The last item in this section I want to point out is the line that says IpAddress = localhost. In order for me to be able to travel to other grids, I had to look up my computer’s IP address and replace localhost with the actual number. So, in my case, it became IpAddress = 220.127.116.11 — if you can’t get your hypergrid jumps to work, one thing you can do is try changing this setting.
Moving on to the [Owner] section, this is where you change your avatar name and initial appearance. New World Studio comes with four starter avatars — just pick the one you want. Note that you need to spell the names correctly, and if using Benjiro 2 or Cara 2, remember the space before the 2.
Finally, one more thing you might want to change is your choice of default viewer. The standard installation launches Imprudence. But what if you wanted to use a different viewer — like, say, Firestorm?
The answer is in the [Software] section of the file.
First, change UseCustomViewer = False to UseCustomViewer = True.
Then look up the address of your viewer. In my case, on Windows, I right-clicked on the viewer icon on my desktop and selected Properties. The address was in the Target: box: “C:\Program Files (x86)\Firestorm-Release\Firestorm-Release.exe” –channel “Firestorm-Release” –settings settings_firestorm-release_v4.xml –set InstallLanguage en
You don’t need all of that. Just the first part that’s in the quotation marks — in my case, C:\Program Files (x86)\Firestorm-Release\Firestorm-Release.exe — your address might be different, if you installed the viewer to a different folder, or you want to use a different viewer.
Copy that, and change CustomViewerPath = nothing to CustomViewerPath = C:\Program Files (x86)\Firestorm-Release\Firestorm-Release.exe — you don’t need quotation marks. Now when you click on Enter world, New World Studio will automatically log you in with your preferred viewer.
The rest of the settings have to do with the MySQL database and other stuff you shouldn’t fiddle with unless you know what you’re doing.
After you’ve made all the changes, start NewWorldStudio.exe.
It took me a few tries to get it configured right, with just the right number of regions, the right avatar name, the right IP address, the right viewer, the right starting avatar, and the right starting region.
But it was totally worth it.

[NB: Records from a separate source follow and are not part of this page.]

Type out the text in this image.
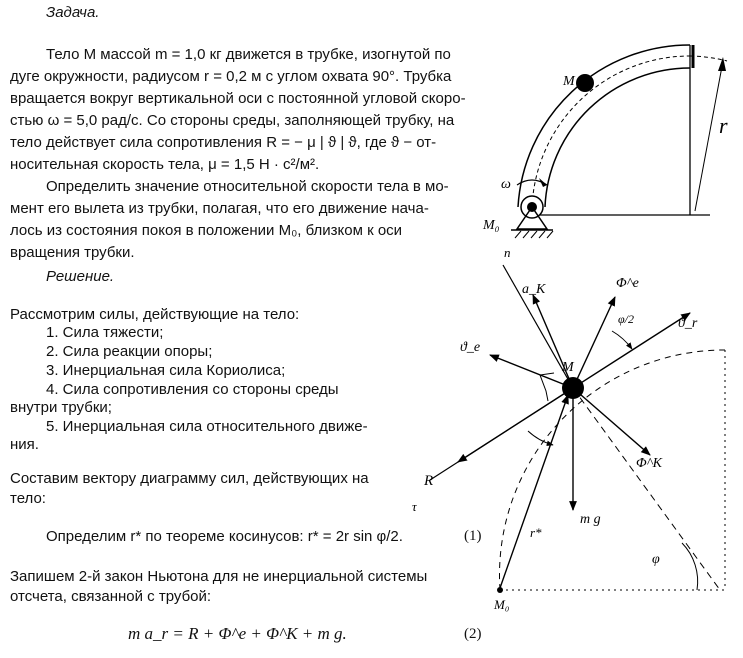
Задача.
Тело M массой m = 1,0 кг движется в трубке, изогнутой по
дуге окружности, радиусом r = 0,2 м с углом охвата 90°. Трубка
вращается вокруг вертикальной оси с постоянной угловой скоро-
стью ω = 5,0 рад/с. Со стороны среды, заполняющей трубку, на
тело действует сила сопротивления R = − μ | ϑ | ϑ, где ϑ − от-
носительная скорость тела, μ = 1,5 Н · с²/м².
Определить значение относительной скорости тела в мо-
мент его вылета из трубки, полагая, что его движение нача-
лось из состояния покоя в положении M₀, близком к оси
вращения трубки.
Решение.
Рассмотрим силы, действующие на тело:
1. Сила тяжести;
2. Сила реакции опоры;
3. Инерциальная сила Кориолиса;
4. Сила сопротивления со стороны среды
внутри трубки;
5. Инерциальная сила относительного движе-
ния.
Составим вектору диаграмму сил, действующих на
тело:
Определим r* по теореме косинусов: r* = 2r sin φ/2.	(1)
Запишем 2-й закон Ньютона для не инерциальной системы
отсчета, связанной с трубой:
m a_r = R + Φ^e + Φ^K + m g.	(2)
M
ω
M₀
r
n
a_K	Φ^e
φ/2	ϑ_r
ϑ_e
M
Φ^K
R
τ
m g
r*
φ
M₀
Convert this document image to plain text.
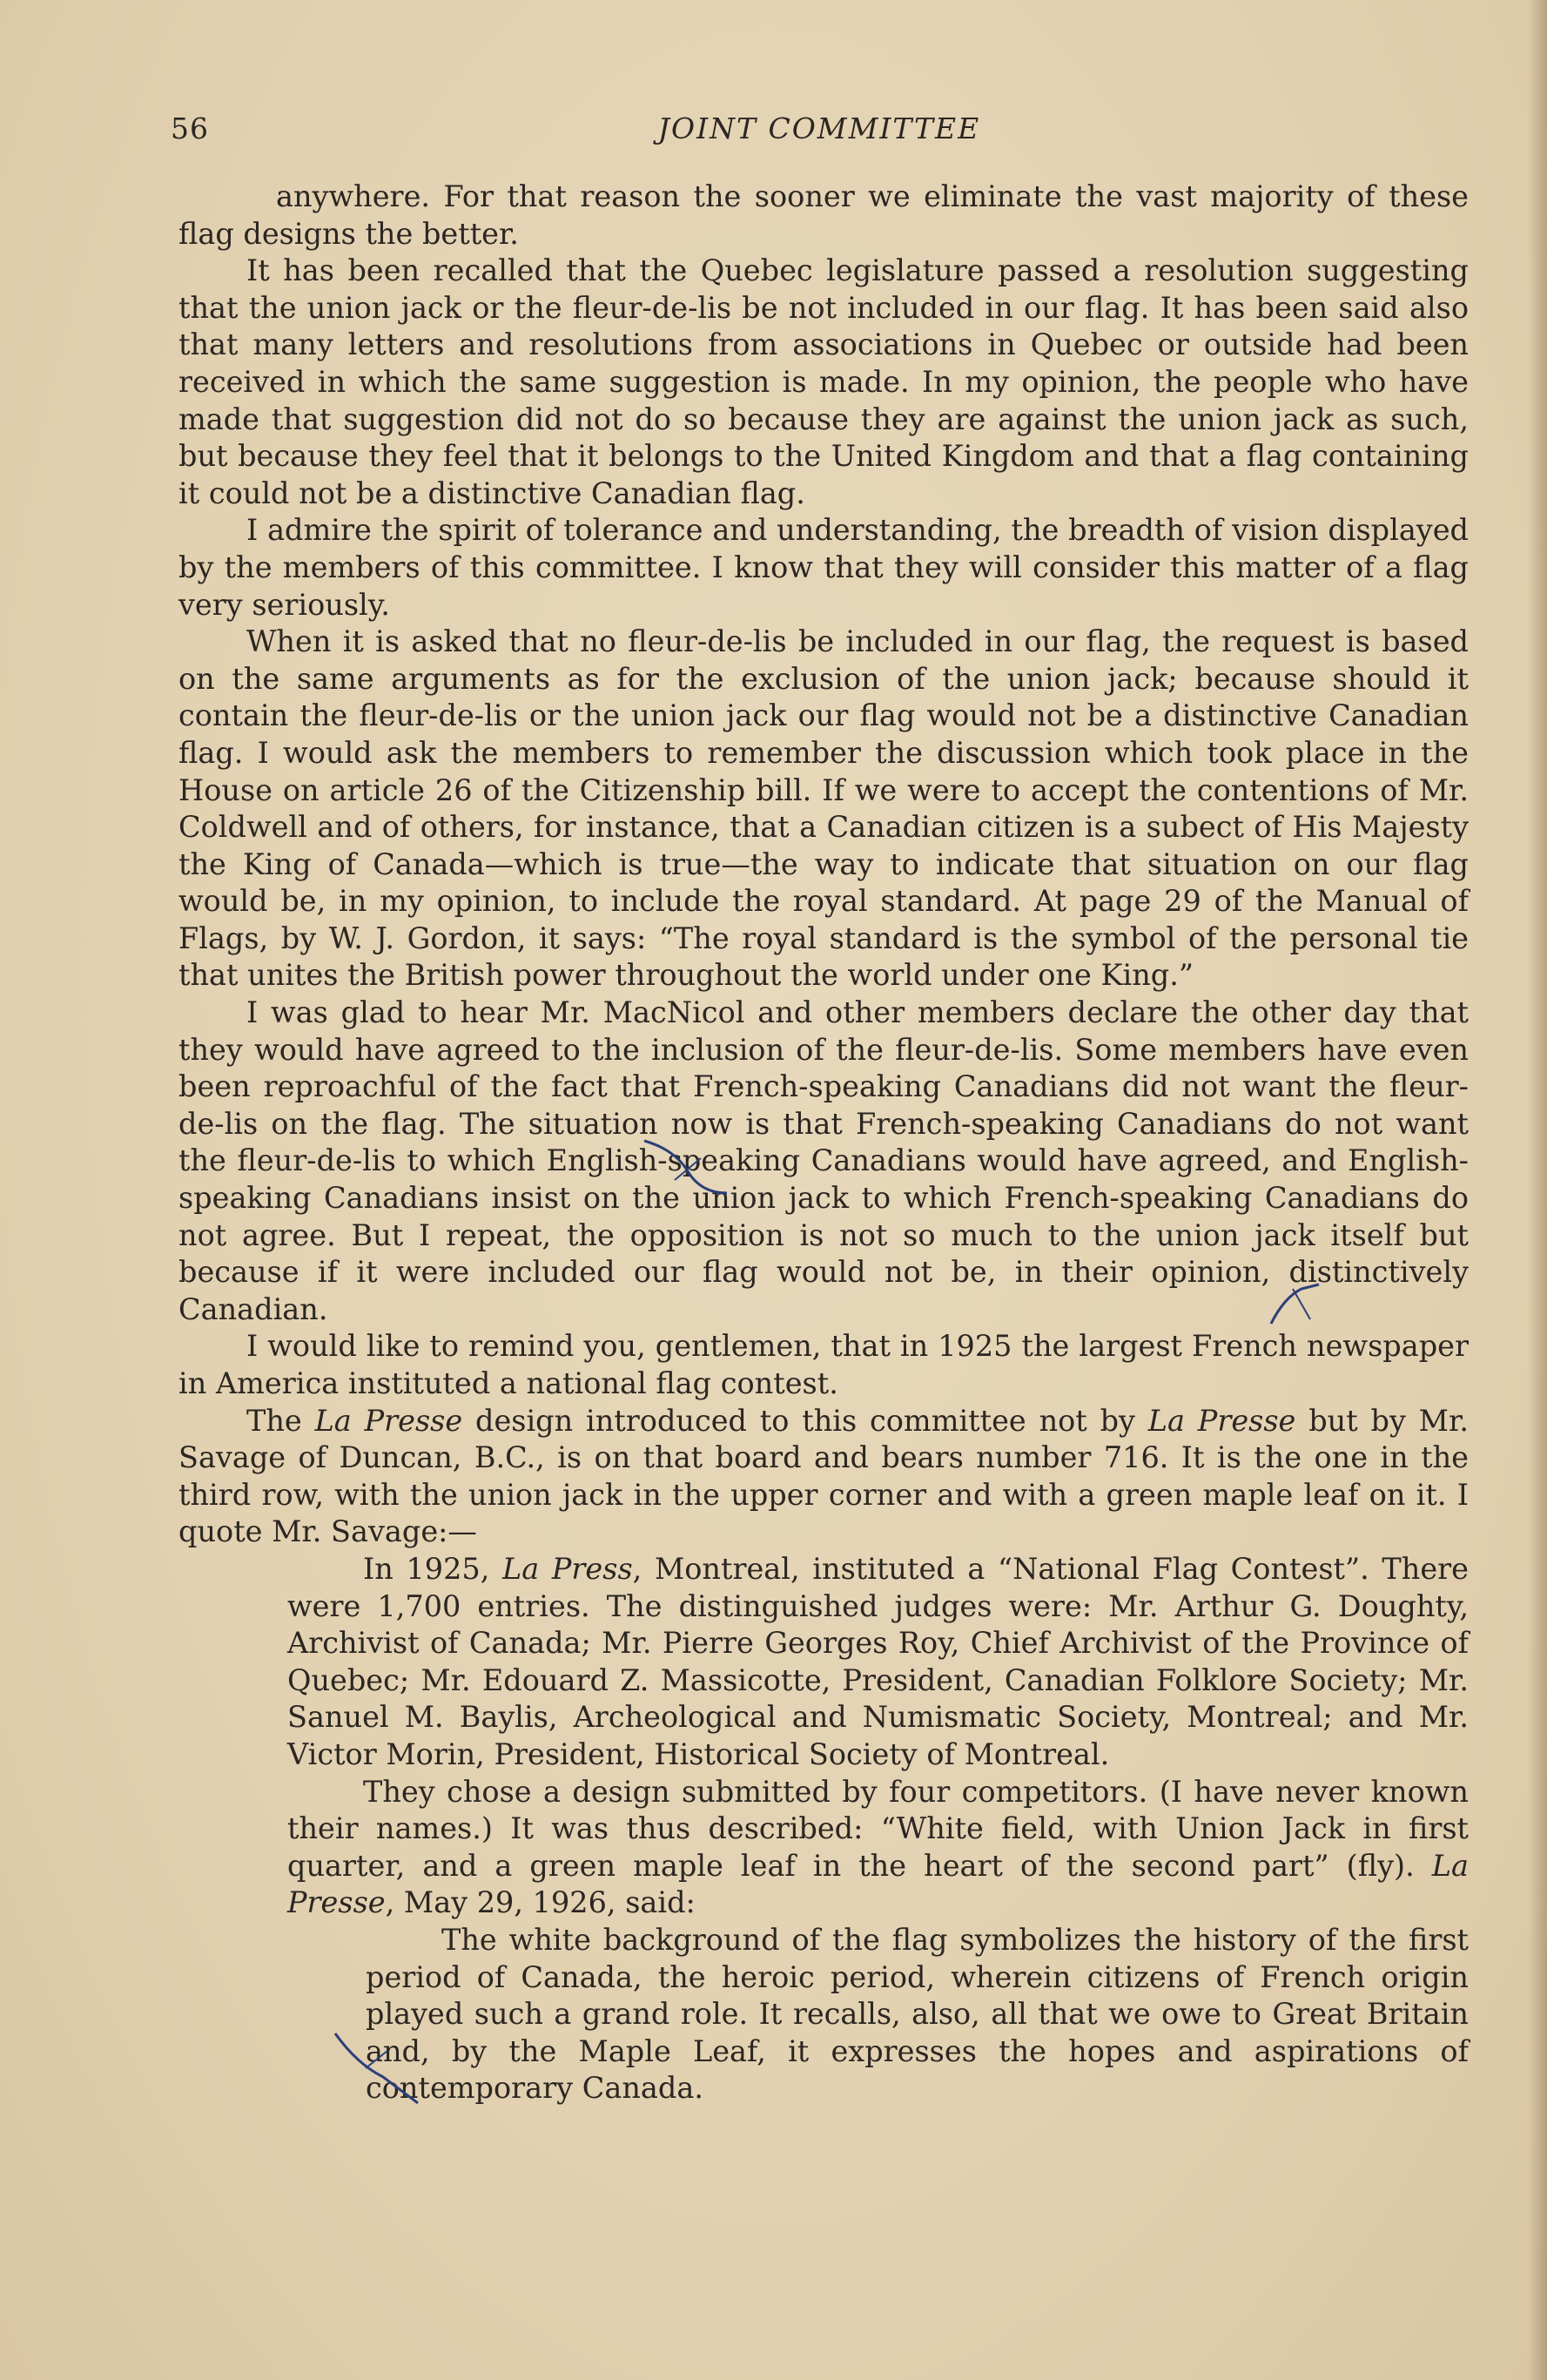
56	JOINT COMMITTEE

anywhere. For that reason the sooner we eliminate the vast majority of these flag designs the better.

It has been recalled that the Quebec legislature passed a resolution suggesting that the union jack or the fleur-de-lis be not included in our flag. It has been said also that many letters and resolutions from associations in Quebec or outside had been received in which the same suggestion is made. In my opinion, the people who have made that suggestion did not do so because they are against the union jack as such, but because they feel that it belongs to the United Kingdom and that a flag containing it could not be a distinctive Canadian flag.

I admire the spirit of tolerance and understanding, the breadth of vision displayed by the members of this committee. I know that they will consider this matter of a flag very seriously.

When it is asked that no fleur-de-lis be included in our flag, the request is based on the same arguments as for the exclusion of the union jack; because should it contain the fleur-de-lis or the union jack our flag would not be a distinctive Canadian flag. I would ask the members to remember the discussion which took place in the House on article 26 of the Citizenship bill. If we were to accept the contentions of Mr. Coldwell and of others, for instance, that a Canadian citizen is a subect of His Majesty the King of Canada—which is true—the way to indicate that situation on our flag would be, in my opinion, to include the royal standard. At page 29 of the Manual of Flags, by W. J. Gordon, it says: “The royal standard is the symbol of the personal tie that unites the British power throughout the world under one King.”

I was glad to hear Mr. MacNicol and other members declare the other day that they would have agreed to the inclusion of the fleur-de-lis. Some members have even been reproachful of the fact that French-speaking Canadians did not want the fleur-de-lis on the flag. The situation now is that French-speaking Canadians do not want the fleur-de-lis to which English-speaking Canadians would have agreed, and English-speaking Canadians insist on the union jack to which French-speaking Canadians do not agree. But I repeat, the opposition is not so much to the union jack itself but because if it were included our flag would not be, in their opinion, distinctively Canadian.

I would like to remind you, gentlemen, that in 1925 the largest French newspaper in America instituted a national flag contest.

The La Presse design introduced to this committee not by La Presse but by Mr. Savage of Duncan, B.C., is on that board and bears number 716. It is the one in the third row, with the union jack in the upper corner and with a green maple leaf on it. I quote Mr. Savage:—

In 1925, La Press, Montreal, instituted a “National Flag Contest”. There were 1,700 entries. The distinguished judges were: Mr. Arthur G. Doughty, Archivist of Canada; Mr. Pierre Georges Roy, Chief Archivist of the Province of Quebec; Mr. Edouard Z. Massicotte, President, Canadian Folklore Society; Mr. Sanuel M. Baylis, Archeological and Numismatic Society, Montreal; and Mr. Victor Morin, President, Historical Society of Montreal.

They chose a design submitted by four competitors. (I have never known their names.) It was thus described: “White field, with Union Jack in first quarter, and a green maple leaf in the heart of the second part” (fly). La Presse, May 29, 1926, said:

The white background of the flag symbolizes the history of the first period of Canada, the heroic period, wherein citizens of French origin played such a grand role. It recalls, also, all that we owe to Great Britain and, by the Maple Leaf, it expresses the hopes and aspirations of contemporary Canada.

The first thing I did was jump over to my company grid, at hg.hyperica.com:8022. Then I jumped to hg.osgrid.org:80:samsara then to the Freebie Mall region on OSgrid, where I picked up a new red cardigan and brought it home to my little personal grid. Remember to set your home position before your first jump, or you won’t be able to come back. My first project will be to put up a permanent hypergate up to my office on Hyperica, and to my favorite shopping and meeting places.
If you’re like me, getting this working through trial and error, I recommend making copies of things along the way — copies of the NewWorldStudio.ini file, for example, once you’ve got the settings right. Or if you use your own OAR files for starting regions, making copies of those region folders.